In the most violent provinces, they say, the Iraqis are so intimidated that many are reluctant to show up and do not tell their families where they work; they have yet to receive adequate training or weapons, present a danger to American troops they fight alongside, and are unreliable because of corruption, desertion or infiltration.

Given the weak performance of Iraqi forces, any major withdrawal of American troops for at least a decade would invite chaos, a senior Interior Ministry official, whose name could not be used, said in an interview last week.

South of Baghdad, where American troops are still trying to drive out insurgents after the recent offensive in Falluja, American officers warn their own troops to be prepared to 'duck and cover' to avoid stray shots fired by Iraqi recruits.

In the northern city of Mosul, almost the entire police force and large parts of several Iraqi National Guard battalions deserted during an insurgent uprising this month.
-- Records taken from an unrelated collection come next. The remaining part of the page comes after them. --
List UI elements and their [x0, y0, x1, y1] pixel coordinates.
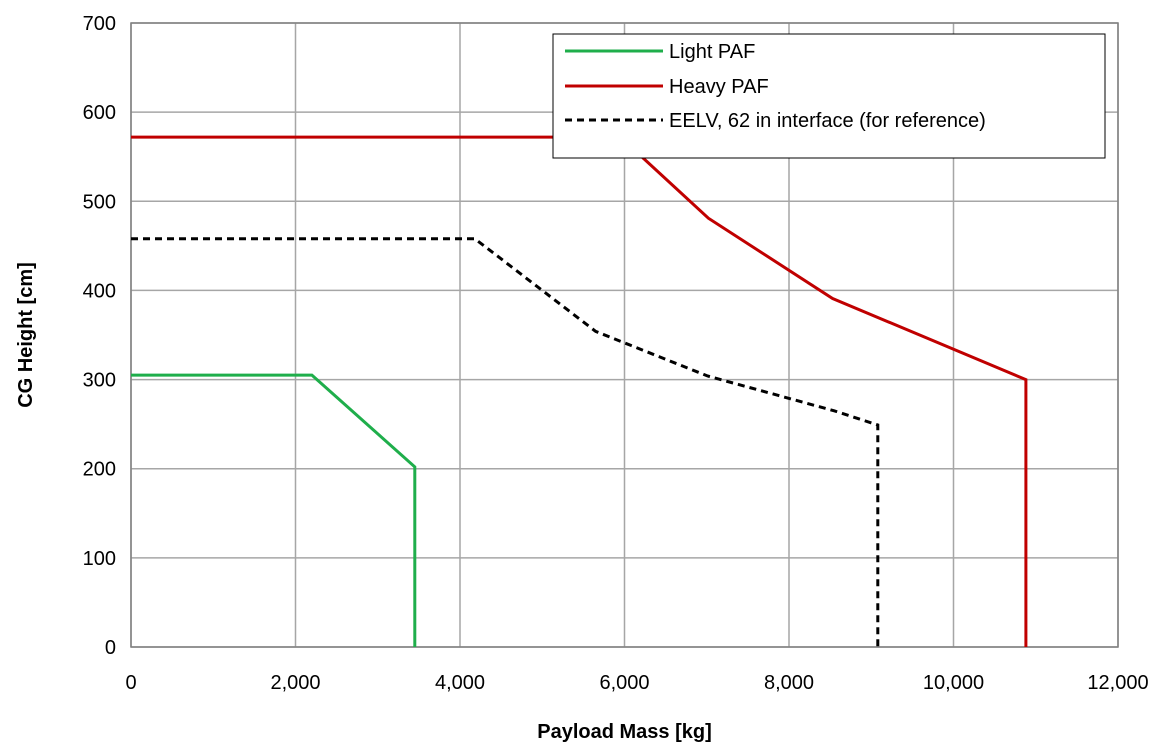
legend-label-heavy-paf: Heavy PAF	[669, 76, 769, 98]
y-tick-label: 100	[83, 548, 116, 570]
x-tick-label: 12,000	[1087, 672, 1148, 694]
y-axis-title: CG Height [cm]	[15, 262, 37, 408]
x-tick-label: 2,000	[270, 672, 320, 694]
y-tick-label: 400	[83, 280, 116, 302]
series-line-1	[131, 135, 1028, 647]
y-tick-label: 300	[83, 370, 116, 392]
x-tick-label: 8,000	[764, 672, 814, 694]
y-tick-label: 200	[83, 459, 116, 481]
x-tick-label: 10,000	[923, 672, 984, 694]
y-tick-label: 0	[105, 637, 116, 659]
series-line-2	[131, 237, 880, 647]
y-tick-label: 600	[83, 102, 116, 124]
y-axis-tick-labels: 0 100 200 300 400 500 600 700	[83, 13, 116, 659]
plot-area	[130, 22, 1119, 648]
x-tick-label: 4,000	[435, 672, 485, 694]
series-line-0	[131, 373, 417, 647]
legend: Light PAF Heavy PAF EELV, 62 in interfac…	[552, 33, 1106, 159]
x-axis-title: Payload Mass [kg]	[537, 721, 712, 743]
legend-label-light-paf: Light PAF	[669, 41, 755, 63]
x-tick-label: 0	[125, 672, 136, 694]
y-tick-label: 500	[83, 191, 116, 213]
legend-label-eelv: EELV, 62 in interface (for reference)	[669, 110, 986, 132]
series-layer	[131, 135, 1028, 647]
y-tick-label: 700	[83, 13, 116, 35]
x-tick-label: 6,000	[599, 672, 649, 694]
legend-box	[552, 33, 1106, 159]
x-axis-tick-labels: 0 2,000 4,000 6,000 8,000 10,000 12,000	[125, 672, 1148, 694]
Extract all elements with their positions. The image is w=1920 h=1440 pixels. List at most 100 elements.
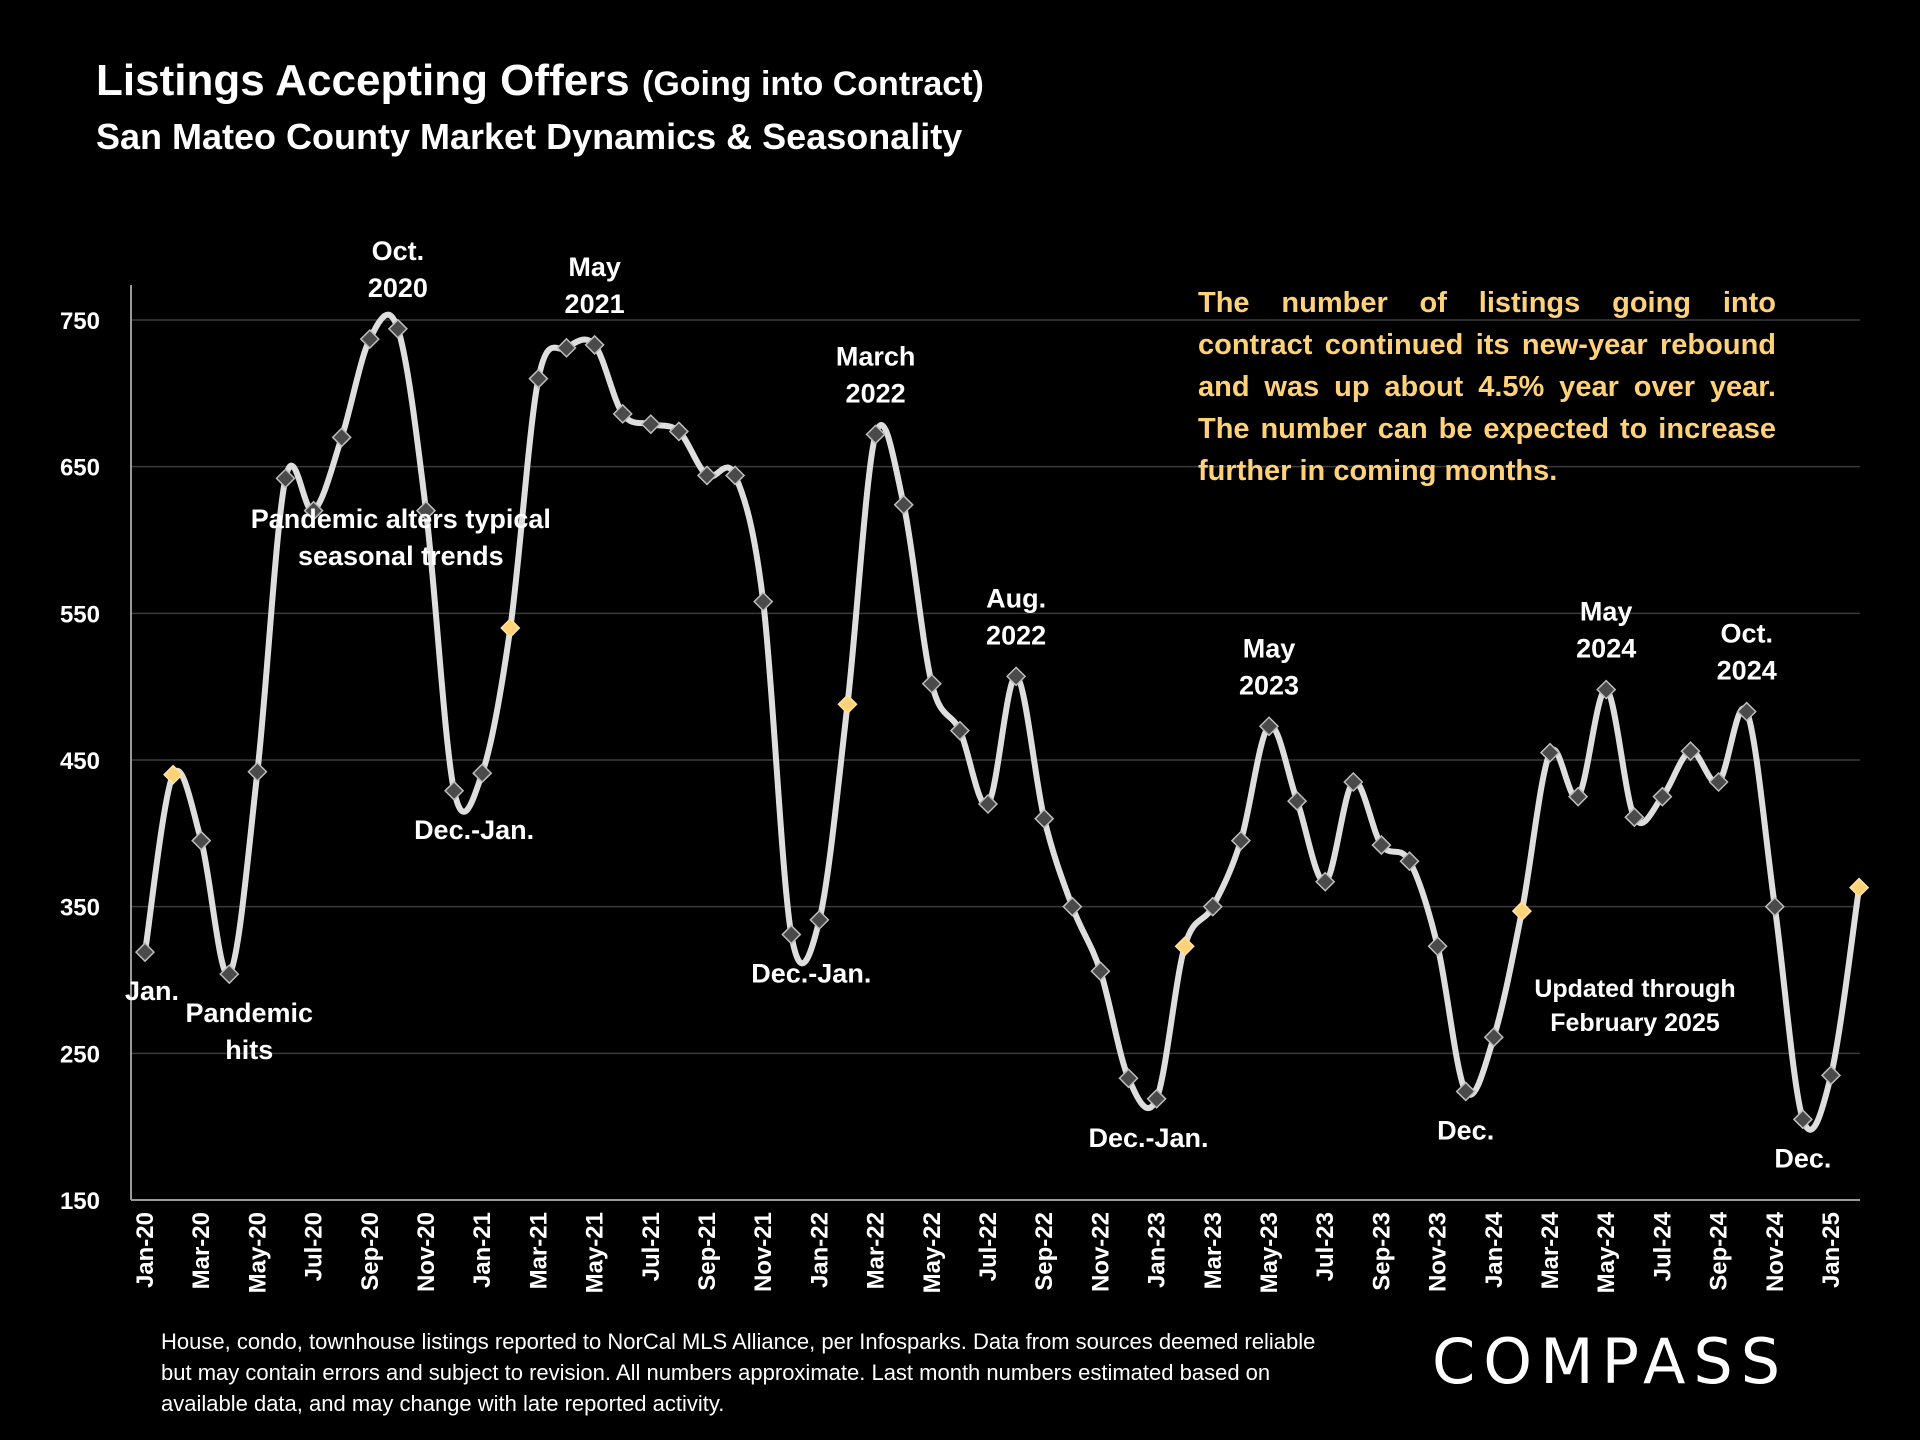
x-tick-label: Sep-23 xyxy=(1368,1212,1395,1291)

Iraqi leaders had to use Guard battalions of Kurdish soldiers to secure the city, kindling ethnic tensions with Arabs. Police stations in western Mosul have perhaps several hundred officers in an area that is supposed to have several thousand.

For those brave enough to come to work, 'right now, all they're doing is looking out the window and making sure the bad guys aren't coming to get them,' said an American military official in Mosul, who did not want his name to be used.

In a telephone interview on Saturday, Lt. Gen. David H. Petraeus, the American commander overseeing training of the Iraqi security forces, acknowledged the shortcomings in the Iraqis' performance, particularly by the police in Mosul and in Anbar Province, which stretches west from Ramadi to the Syrian border.